La serie Netflix su Yara, parla Massimo Bossetti: «Una vera angoscia vederla, ma ringrazio per avermi dato voce»
Sta facendo discutere, e non poco, la nuova serie di Netflix Il caso Yara: oltre ogni ragionevole dubbio. Ora interviene anche uno dei protagonisti della vicenda: Massimo Bossetti, l’operaio 53enne condannato all’ergastolo per l’omicidio di Yara Gambirasio, la 13enne scomparsa il 26 novembre 2010 e ritrovata assassinata il 26 febbraio 2011. In una lettera inviata al programma Iceberg di Telelombardia, Bossetti ha messo nero su bianco cosa ha provato nell’aver visto la serie, in particolare descrivendo l’angoscia che lo avrebbe travolto durante la visione, che ha riportato alla memoria il momento dell’arresto e le sue esperienze durante la detenzione. «Mi ha fatto molto emozionare. Descrivere l’angoscia che ho provato nel vederlo è quasi impossibile, il cuore ora come allora mi scoppia dentro», ha scritto l’omicida.

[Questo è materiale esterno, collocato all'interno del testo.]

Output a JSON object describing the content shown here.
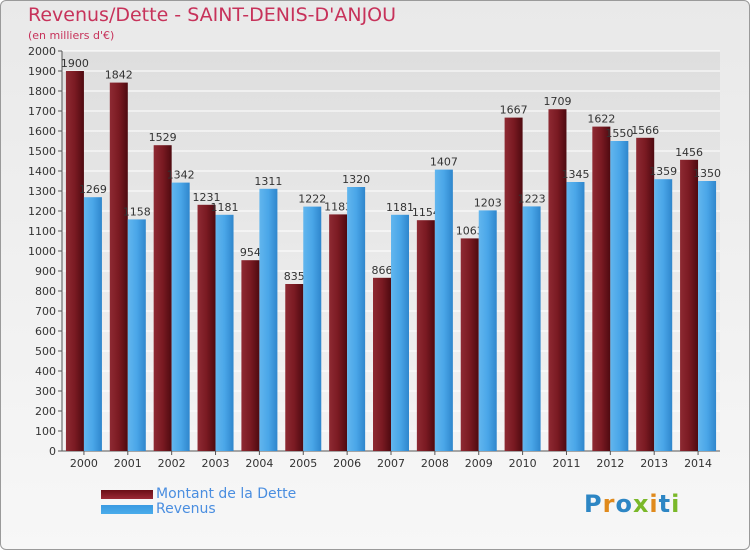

La lettera di Massimo Bossetti
«Prima la paura. Tanti, tanti militari tutti addosso a me che non capivo nemmeno cosa stesse succedendo. Poi, sdraiato nella mia branda, nelle solitudini, nelle sofferenze delle mie notti quasi a scandire con forza il passare del tempo. Poi, quando davanti alle telecamere avrei voluto raccontare tutto, svuotare il sacco delle emozioni, batteva tanto forte che i fonici hanno dovuto interrompere le riprese: il battito era troppo forte!», sono le parole di Bossetti. «Disturbava i microfoni. Rivedermi, rivivere ogni istante fa male, ma voglio ringraziare per avermi dato voce», ha aggiunto. Nei giorni scorsi, sulla serie è intervenuto anche l’avvocato dei genitori della piccola Yara, Andrea Pezzotta. «Non aggiunge nulla di nuovo rispetto alle solite cose che dice la difesa ed è stata creata con un taglio innocentista. Alla luce di questo, siamo ben contenti di non averne preso parte», ha dichiarato il legale.